On August 8, 2023, Verizon announced that it will shut down BlueJeans in the first half of 2024.

==Video conferencing==
BlueJeans by Verizon provides a proprietary cloud-based video meetings service, interoperable with software development kit, etc., that connects users across different devices, platforms, and conference programs. Every BlueJeans member has a private “meeting room” in the BlueJeans cloud to schedule and host conference meetings. It operates with business conferencing solutions such as Cisco, Microsoft Lync, StarLeaf, Lifesize, and Polycom as well as consumer services like Google. This service can be used directly through BlueJeans Network or through its partner companies. For example, in 2012 BlueJeans Network began powering the videoconferencing services of InterCall.

CRN described BlueJeans services as "endpoint agnostic", meaning it does not discriminate and can work with any video call software or technology, including smartphones. This allows it to bridge between non-room-based videoconference services as well, regardless of the device or service used.

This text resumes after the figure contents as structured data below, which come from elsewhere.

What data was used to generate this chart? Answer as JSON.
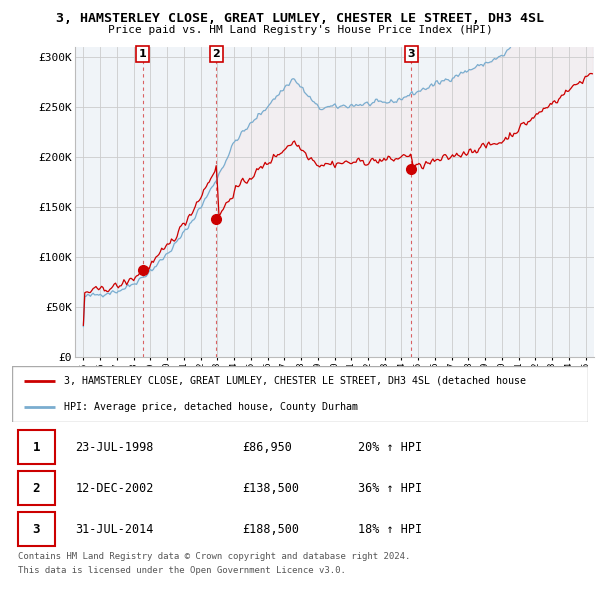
{
  "title": "3, HAMSTERLEY CLOSE, GREAT LUMLEY, CHESTER LE STREET, DH3 4SL",
  "subtitle": "Price paid vs. HM Land Registry's House Price Index (HPI)",
  "background_color": "#ffffff",
  "plot_bg_color": "#ffffff",
  "grid_color": "#cccccc",
  "red_color": "#cc0000",
  "blue_color": "#7aadcf",
  "fill_color": "#ddeeff",
  "transactions": [
    {
      "num": 1,
      "date_x": 1998.55,
      "price": 86950
    },
    {
      "num": 2,
      "date_x": 2002.94,
      "price": 138500
    },
    {
      "num": 3,
      "date_x": 2014.58,
      "price": 188500
    }
  ],
  "legend_entry1": "3, HAMSTERLEY CLOSE, GREAT LUMLEY, CHESTER LE STREET, DH3 4SL (detached house",
  "legend_entry2": "HPI: Average price, detached house, County Durham",
  "footer1": "Contains HM Land Registry data © Crown copyright and database right 2024.",
  "footer2": "This data is licensed under the Open Government Licence v3.0.",
  "ylim": [
    0,
    310000
  ],
  "xlim": [
    1994.5,
    2025.5
  ],
  "yticks": [
    0,
    50000,
    100000,
    150000,
    200000,
    250000,
    300000
  ],
  "ytick_labels": [
    "£0",
    "£50K",
    "£100K",
    "£150K",
    "£200K",
    "£250K",
    "£300K"
  ],
  "xticks": [
    1995,
    1996,
    1997,
    1998,
    1999,
    2000,
    2001,
    2002,
    2003,
    2004,
    2005,
    2006,
    2007,
    2008,
    2009,
    2010,
    2011,
    2012,
    2013,
    2014,
    2015,
    2016,
    2017,
    2018,
    2019,
    2020,
    2021,
    2022,
    2023,
    2024,
    2025
  ],
  "tx_info": [
    {
      "num": 1,
      "date_label": "23-JUL-1998",
      "price_label": "£86,950",
      "pct_label": "20% ↑ HPI"
    },
    {
      "num": 2,
      "date_label": "12-DEC-2002",
      "price_label": "£138,500",
      "pct_label": "36% ↑ HPI"
    },
    {
      "num": 3,
      "date_label": "31-JUL-2014",
      "price_label": "£188,500",
      "pct_label": "18% ↑ HPI"
    }
  ]
}
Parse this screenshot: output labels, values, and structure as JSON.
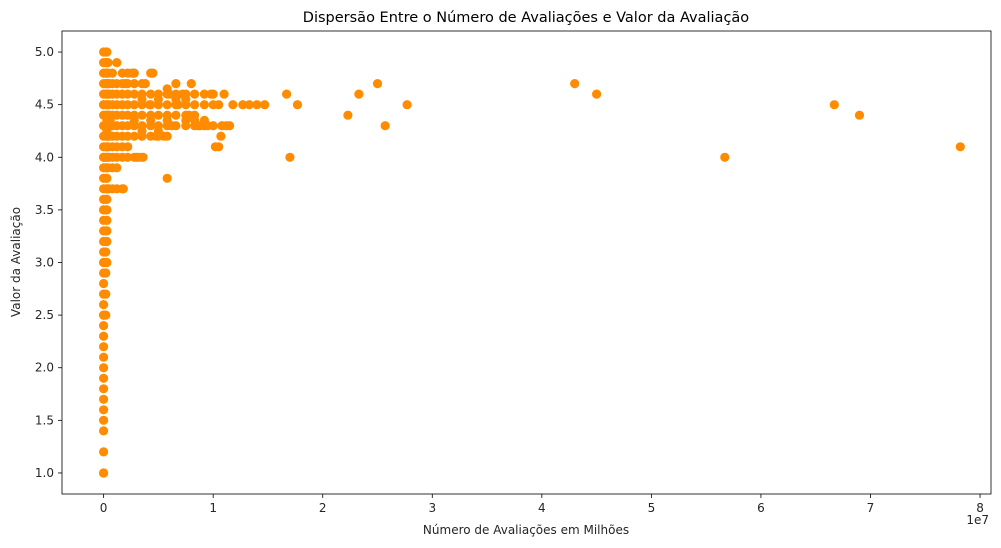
{
  "chart_data": {
    "type": "scatter",
    "title": "Dispersão Entre o Número de Avaliações e Valor da Avaliação",
    "xlabel": "Número de Avaliações em Milhões",
    "ylabel": "Valor da Avaliação",
    "x_offset_label": "1e7",
    "xlim": [
      -0.38,
      8.1
    ],
    "ylim": [
      0.8,
      5.2
    ],
    "x_ticks": [
      0,
      1,
      2,
      3,
      4,
      5,
      6,
      7,
      8
    ],
    "x_tick_labels": [
      "0",
      "1",
      "2",
      "3",
      "4",
      "5",
      "6",
      "7",
      "8"
    ],
    "y_ticks": [
      1.0,
      1.5,
      2.0,
      2.5,
      3.0,
      3.5,
      4.0,
      4.5,
      5.0
    ],
    "y_tick_labels": [
      "1.0",
      "1.5",
      "2.0",
      "2.5",
      "3.0",
      "3.5",
      "4.0",
      "4.5",
      "5.0"
    ],
    "grid": false,
    "color": "#ff8c00",
    "series": [
      {
        "x": [
          0,
          0,
          0,
          0,
          0,
          0,
          0,
          0,
          0,
          0,
          0,
          0,
          0,
          0,
          0,
          0,
          0,
          0,
          0,
          0,
          0,
          0,
          0,
          0,
          0,
          0,
          0,
          0,
          0,
          0,
          0,
          0,
          0,
          0,
          0,
          0,
          0,
          0,
          0,
          0,
          0,
          0,
          0,
          0,
          0,
          0.03,
          0.03,
          0.03,
          0.03,
          0.03,
          0.03,
          0.03,
          0.03,
          0.03,
          0.03,
          0.03,
          0.03,
          0.03,
          0.03,
          0.03,
          0.03,
          0.03,
          0.03,
          0.03,
          0.03,
          0.03,
          0.03,
          0.02,
          0.02,
          0.02,
          0.02,
          0.02,
          0.02,
          0.02,
          0.02,
          0.02,
          0.02,
          0.02,
          0.02,
          0.02,
          0.02,
          0.02,
          0.02,
          0.02,
          0.02,
          0.02,
          0.02,
          0.02,
          0.04,
          0.04,
          0.04,
          0.04,
          0.04,
          0.04,
          0.04,
          0.04,
          0.04,
          0.04,
          0.04,
          0.04,
          0.05,
          0.05,
          0.05,
          0.05,
          0.05,
          0.05,
          0.05,
          0.05,
          0.08,
          0.08,
          0.08,
          0.08,
          0.08,
          0.08,
          0.08,
          0.08,
          0.08,
          0.08,
          0.08,
          0.12,
          0.12,
          0.12,
          0.12,
          0.12,
          0.12,
          0.12,
          0.12,
          0.12,
          0.12,
          0.17,
          0.17,
          0.17,
          0.17,
          0.17,
          0.17,
          0.17,
          0.17,
          0.17,
          0.17,
          0.22,
          0.22,
          0.22,
          0.22,
          0.22,
          0.22,
          0.22,
          0.22,
          0.22,
          0.28,
          0.28,
          0.28,
          0.28,
          0.28,
          0.28,
          0.28,
          0.28,
          0.28,
          0.35,
          0.35,
          0.35,
          0.35,
          0.35,
          0.35,
          0.35,
          0.35,
          0.35,
          0.43,
          0.43,
          0.43,
          0.43,
          0.43,
          0.43,
          0.43,
          0.5,
          0.5,
          0.5,
          0.5,
          0.5,
          0.5,
          0.5,
          0.58,
          0.58,
          0.58,
          0.58,
          0.58,
          0.58,
          0.58,
          0.66,
          0.66,
          0.66,
          0.66,
          0.66,
          0.66,
          0.75,
          0.75,
          0.75,
          0.75,
          0.75,
          0.75,
          0.83,
          0.83,
          0.83,
          0.83,
          0.83,
          0.92,
          0.92,
          0.92,
          0.92,
          1.0,
          1.0,
          1.0,
          0.26,
          0.3,
          0.36,
          0.38,
          0.42,
          0.45,
          0.55,
          0.6,
          0.62,
          0.68,
          0.72,
          0.78,
          0.8,
          0.86,
          0.88,
          0.95,
          0.98,
          1.02,
          1.05,
          1.07,
          1.08,
          1.1,
          1.12,
          1.15,
          1.18,
          1.27,
          1.33,
          1.4,
          1.47,
          1.67,
          1.7,
          1.77,
          2.23,
          2.33,
          2.5,
          2.57,
          2.77,
          4.3,
          4.5,
          5.67,
          6.67,
          6.9,
          7.82,
          0.18,
          0.27,
          0.32,
          0.48,
          0.58,
          1.05,
          0.12,
          0.06,
          0.2
        ],
        "y": [
          1.0,
          1.2,
          1.4,
          1.5,
          1.6,
          1.7,
          1.8,
          1.9,
          2.0,
          2.1,
          2.2,
          2.3,
          2.4,
          2.5,
          2.6,
          2.7,
          2.8,
          2.9,
          3.0,
          3.1,
          3.2,
          3.3,
          3.4,
          3.5,
          3.6,
          3.7,
          3.8,
          3.9,
          4.0,
          4.1,
          4.2,
          4.3,
          4.4,
          4.5,
          4.6,
          4.7,
          4.8,
          4.9,
          5.0,
          1.0,
          2.5,
          3.0,
          3.5,
          4.0,
          4.5,
          3.3,
          3.5,
          3.7,
          3.8,
          3.9,
          4.0,
          4.1,
          4.2,
          4.3,
          4.4,
          4.5,
          4.6,
          4.7,
          4.8,
          4.9,
          5.0,
          3.6,
          3.4,
          3.2,
          3.0,
          4.25,
          4.35,
          3.7,
          3.8,
          3.9,
          4.0,
          4.1,
          4.2,
          4.3,
          4.4,
          4.5,
          4.6,
          4.7,
          4.8,
          4.9,
          5.0,
          3.6,
          3.5,
          3.3,
          3.1,
          2.9,
          2.7,
          2.5,
          3.7,
          3.9,
          4.0,
          4.1,
          4.2,
          4.3,
          4.4,
          4.5,
          4.6,
          4.7,
          4.8,
          4.9,
          3.7,
          4.0,
          4.2,
          4.3,
          4.4,
          4.5,
          4.6,
          4.7,
          3.7,
          3.9,
          4.0,
          4.1,
          4.2,
          4.3,
          4.4,
          4.5,
          4.6,
          4.7,
          4.8,
          3.7,
          3.9,
          4.0,
          4.1,
          4.2,
          4.3,
          4.4,
          4.5,
          4.6,
          4.7,
          3.7,
          4.1,
          4.2,
          4.3,
          4.4,
          4.5,
          4.6,
          4.7,
          4.8,
          4.0,
          4.2,
          4.3,
          4.4,
          4.5,
          4.6,
          4.7,
          4.1,
          4.0,
          4.8,
          4.2,
          4.3,
          4.4,
          4.5,
          4.6,
          4.7,
          4.0,
          4.8,
          4.35,
          4.2,
          4.3,
          4.4,
          4.5,
          4.6,
          4.0,
          4.7,
          4.25,
          4.55,
          4.3,
          4.4,
          4.5,
          4.6,
          4.2,
          4.8,
          4.35,
          4.3,
          4.4,
          4.5,
          4.6,
          4.2,
          4.25,
          4.55,
          4.3,
          4.4,
          4.5,
          4.6,
          4.2,
          4.65,
          4.35,
          4.3,
          4.4,
          4.5,
          4.6,
          4.7,
          4.55,
          4.3,
          4.4,
          4.5,
          4.6,
          4.35,
          4.55,
          4.3,
          4.4,
          4.5,
          4.6,
          4.35,
          4.3,
          4.5,
          4.6,
          4.35,
          4.3,
          4.5,
          4.6,
          4.8,
          4.0,
          4.0,
          4.7,
          4.5,
          4.8,
          4.2,
          4.6,
          4.3,
          4.5,
          4.6,
          4.4,
          4.7,
          4.3,
          4.3,
          4.3,
          4.6,
          4.1,
          4.5,
          4.2,
          4.3,
          4.6,
          4.3,
          4.3,
          4.5,
          4.5,
          4.5,
          4.5,
          4.5,
          4.6,
          4.0,
          4.5,
          4.4,
          4.6,
          4.7,
          4.3,
          4.5,
          4.7,
          4.6,
          4.0,
          4.5,
          4.4,
          4.1,
          3.7,
          4.8,
          4.0,
          4.2,
          3.8,
          4.1,
          4.9,
          4.35,
          4.7
        ]
      }
    ]
  }
}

Michal Lev-Ram of Fortune wrote that, "the company is mostly an enhancement—not a threat—to existing videoconference equipment makers. And whichever company ends up leading the charge, there's no question that interoperability is an inevitable must in videoconferencing, just like it was in text messaging on mobile phones. The more use corporate customers can get out of their videoconferencing systems, the more they'll invest in buying them." In contrast to this, Ari Levy reported in 2013 that BlueJeans Network and similar services had begun to cut into the revenues of larger, room-based hardware system developers, due to their greater flexibility and accessing the market of smaller businesses. That year BlueJeans Network also partnered with Salesforce.com, providing BlueJeans run video conferencing to all Salesforce clients through its "Chatter" tool. Forbes also wrote that BlueJeans "will also enable the sharing of presentations, documents, and video clips in real-time" for Salesforce customers. Other customers for BlueJeans Network include Facebook, Foursquare, and MIT.

==Awards and recognition==
In February 2012, Frost & Sullivan awarded its Entrepreneurial Company of the Year Award to BlueJeans. The Wall Street Journal named BlueJeans a runner-up in the Software category of its 2012 Innovation Awards. In September 2012, the Telecom Council awarded BlueJeans the Graham Bell Award for Best Communication Solutions in its annual SPIFFY awards. In November 2012, University Business honored BlueJeans with its 1st Annual Readers' Choice Awards in the category of Video Conferencing Services. CRN named BlueJeans one of the 25 Coolest Emerging Vendors for 2012. Gartner also named BlueJeans to its Cool Vendors Report for 2012.

In 2013 CRN repositioned BlueJeans on its list to number six among its ten top start-ups. In 2013 CIO magazine ranked BlueJeans No. 3 among the top ten cloud startups of that year, and Business Insider ranked it among its top 21 cloud startups.